In 1978, the American Civil Liberties Union (ACLU) defended the rights of the Illinois Nazis of the National Socialist Party of America to stage a march in Skokie, a heavily Jewish community, many of which were Holocaust survivors.
Today, as emotions reach white heat over the issue of building a “Mosque at Ground Zero,” Abraham Fishman, head of the Anti-Defamation League (ADL), says of the bereaved, “Their anguish entitles them to positions that others would characterize as irrational.”
Really? Of course, the bereaved are entitled to whatever positions their emotions dictate—but should feelings trump the Constitution for everyone else? Free speech? Freedom to worship? The simple legality of erecting a within-code building on private property?
As Valerie Dixon—among others—pointed out in The Washington Post, “Islam did not attack the United States on September 11, 2001. Criminals attacked this nation.”
Just so, Christianity did not blow up the Murrah Building in Oklahoma City—rather, a criminal from a Christian background.
Citizens of some 90 countries were killed on 9/11, numbers of them Muslims. Despite ADL’s position on the superiority of survivor anguish, not all the bereaved agree.
In a moving August 16 Newsweek piece, two mothers who lost firefighter sons spoke out. One was adamantly against the center, while the other declared, “If we manage to get it built, and can avoid violence in the process, the world can see that we believe in and practice freedom of religion.”

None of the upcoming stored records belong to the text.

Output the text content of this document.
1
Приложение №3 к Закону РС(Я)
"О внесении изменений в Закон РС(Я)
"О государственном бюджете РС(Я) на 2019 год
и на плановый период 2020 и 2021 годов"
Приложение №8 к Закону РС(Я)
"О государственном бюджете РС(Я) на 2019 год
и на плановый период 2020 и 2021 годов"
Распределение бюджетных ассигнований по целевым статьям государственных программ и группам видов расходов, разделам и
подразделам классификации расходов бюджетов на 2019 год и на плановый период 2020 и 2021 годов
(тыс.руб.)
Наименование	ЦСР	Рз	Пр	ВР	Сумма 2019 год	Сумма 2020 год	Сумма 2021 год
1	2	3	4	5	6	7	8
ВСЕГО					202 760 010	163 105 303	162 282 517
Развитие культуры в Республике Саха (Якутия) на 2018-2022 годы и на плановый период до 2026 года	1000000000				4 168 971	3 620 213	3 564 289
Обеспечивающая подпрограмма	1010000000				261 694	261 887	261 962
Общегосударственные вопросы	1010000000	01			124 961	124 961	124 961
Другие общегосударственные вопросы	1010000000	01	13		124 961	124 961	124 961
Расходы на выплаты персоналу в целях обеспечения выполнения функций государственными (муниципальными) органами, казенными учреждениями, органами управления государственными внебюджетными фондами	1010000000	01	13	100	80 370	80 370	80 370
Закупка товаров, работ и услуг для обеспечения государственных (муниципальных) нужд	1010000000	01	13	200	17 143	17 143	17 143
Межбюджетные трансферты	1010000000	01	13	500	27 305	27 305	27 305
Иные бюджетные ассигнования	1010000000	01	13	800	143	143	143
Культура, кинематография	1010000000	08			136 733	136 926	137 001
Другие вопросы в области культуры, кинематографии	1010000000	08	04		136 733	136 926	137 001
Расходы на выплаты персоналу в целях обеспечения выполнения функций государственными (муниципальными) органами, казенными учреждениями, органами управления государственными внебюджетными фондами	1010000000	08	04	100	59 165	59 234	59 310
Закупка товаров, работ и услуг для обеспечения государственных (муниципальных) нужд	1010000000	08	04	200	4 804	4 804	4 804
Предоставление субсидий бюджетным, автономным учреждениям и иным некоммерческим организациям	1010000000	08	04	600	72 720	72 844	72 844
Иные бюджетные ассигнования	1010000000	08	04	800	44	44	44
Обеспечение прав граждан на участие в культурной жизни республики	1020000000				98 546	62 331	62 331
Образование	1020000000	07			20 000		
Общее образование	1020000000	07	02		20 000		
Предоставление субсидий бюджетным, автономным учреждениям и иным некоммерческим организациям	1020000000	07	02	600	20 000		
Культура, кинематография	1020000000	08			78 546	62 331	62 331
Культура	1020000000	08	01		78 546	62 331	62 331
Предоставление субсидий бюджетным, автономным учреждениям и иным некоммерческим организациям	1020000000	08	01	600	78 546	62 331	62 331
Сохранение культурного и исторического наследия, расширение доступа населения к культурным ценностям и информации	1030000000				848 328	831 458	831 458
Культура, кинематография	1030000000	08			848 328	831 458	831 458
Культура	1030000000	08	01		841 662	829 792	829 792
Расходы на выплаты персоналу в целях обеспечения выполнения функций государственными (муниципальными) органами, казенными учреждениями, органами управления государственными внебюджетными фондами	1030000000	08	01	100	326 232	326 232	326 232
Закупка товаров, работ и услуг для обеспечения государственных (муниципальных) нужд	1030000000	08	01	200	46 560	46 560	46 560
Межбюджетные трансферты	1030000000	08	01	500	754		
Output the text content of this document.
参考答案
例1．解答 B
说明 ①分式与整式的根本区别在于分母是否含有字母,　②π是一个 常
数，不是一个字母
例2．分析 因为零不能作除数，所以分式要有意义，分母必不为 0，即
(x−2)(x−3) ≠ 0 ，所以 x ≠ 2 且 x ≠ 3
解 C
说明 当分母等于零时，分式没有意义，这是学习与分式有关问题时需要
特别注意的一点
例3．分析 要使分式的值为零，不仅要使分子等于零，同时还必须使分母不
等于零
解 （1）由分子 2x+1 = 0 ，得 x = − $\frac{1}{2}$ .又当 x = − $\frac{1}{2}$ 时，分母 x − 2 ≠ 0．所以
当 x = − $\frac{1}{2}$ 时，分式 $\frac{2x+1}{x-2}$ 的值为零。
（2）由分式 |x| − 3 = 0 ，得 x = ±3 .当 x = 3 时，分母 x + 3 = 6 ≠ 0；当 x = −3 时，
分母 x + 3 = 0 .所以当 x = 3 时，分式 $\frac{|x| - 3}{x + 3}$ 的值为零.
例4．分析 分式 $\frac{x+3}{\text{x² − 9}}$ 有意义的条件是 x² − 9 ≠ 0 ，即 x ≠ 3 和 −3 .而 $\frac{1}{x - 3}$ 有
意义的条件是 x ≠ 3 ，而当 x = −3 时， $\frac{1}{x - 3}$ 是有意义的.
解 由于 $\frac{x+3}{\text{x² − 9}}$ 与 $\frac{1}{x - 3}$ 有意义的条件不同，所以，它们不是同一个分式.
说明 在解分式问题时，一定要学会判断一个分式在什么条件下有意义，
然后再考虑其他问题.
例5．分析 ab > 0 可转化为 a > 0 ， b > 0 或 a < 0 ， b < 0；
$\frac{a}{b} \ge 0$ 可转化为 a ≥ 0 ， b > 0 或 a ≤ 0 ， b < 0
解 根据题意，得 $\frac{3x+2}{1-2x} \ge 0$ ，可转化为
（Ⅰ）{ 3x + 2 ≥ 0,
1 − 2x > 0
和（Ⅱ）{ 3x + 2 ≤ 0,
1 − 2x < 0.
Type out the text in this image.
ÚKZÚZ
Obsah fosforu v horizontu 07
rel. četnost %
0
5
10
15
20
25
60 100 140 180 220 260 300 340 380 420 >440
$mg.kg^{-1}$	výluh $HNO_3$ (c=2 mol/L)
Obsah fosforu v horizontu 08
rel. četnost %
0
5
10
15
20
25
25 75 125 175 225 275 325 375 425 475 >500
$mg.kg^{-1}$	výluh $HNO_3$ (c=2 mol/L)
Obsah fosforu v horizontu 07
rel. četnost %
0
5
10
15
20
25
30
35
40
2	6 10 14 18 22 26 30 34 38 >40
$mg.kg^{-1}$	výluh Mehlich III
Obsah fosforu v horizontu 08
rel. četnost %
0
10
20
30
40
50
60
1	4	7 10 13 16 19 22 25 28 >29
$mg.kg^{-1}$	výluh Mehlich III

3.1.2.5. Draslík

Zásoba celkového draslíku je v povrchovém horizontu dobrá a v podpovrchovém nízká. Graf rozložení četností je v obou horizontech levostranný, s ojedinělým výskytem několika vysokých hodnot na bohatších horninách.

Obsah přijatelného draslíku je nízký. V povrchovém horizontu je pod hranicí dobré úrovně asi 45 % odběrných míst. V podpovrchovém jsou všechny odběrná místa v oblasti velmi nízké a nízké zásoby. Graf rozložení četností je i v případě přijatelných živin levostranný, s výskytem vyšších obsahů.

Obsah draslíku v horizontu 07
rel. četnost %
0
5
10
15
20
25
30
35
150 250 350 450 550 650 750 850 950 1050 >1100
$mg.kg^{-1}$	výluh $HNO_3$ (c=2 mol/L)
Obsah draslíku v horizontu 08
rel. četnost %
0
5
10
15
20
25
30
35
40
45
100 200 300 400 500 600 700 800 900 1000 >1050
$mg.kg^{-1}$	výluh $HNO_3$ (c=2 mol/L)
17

And the center itself? After objections to the name “Cordoba House,” it became “Park51,” from its Park Place address. Planned for its 100,000 square feet are a large Islamic “prayer room” (the mosque?), classrooms, an auditorium, galleries, a restaurant, a swimming pool, a gym—and a memorial to 9/11 victims.
Never was it thought that Park51 would be on “Ground Zero.” It would not even be visible from the 16-acre site.
One of the founders, Feisal Abdul Rauf, for 30 years has been imam (pastor) of an existing mosque, a tiny storefront just 10 blocks north.
President Barack Obama remarked, “As a citizen, and as President, I believe that Muslims have the same right to practice their religion as everyone else in this country.”
Obama added later that he wasn’t passing judgment on the wisdom of building at that location, but “on the right people have that dates back to our founding. That’s what our country is about.”
Waffling? No. The two are entirely different issues.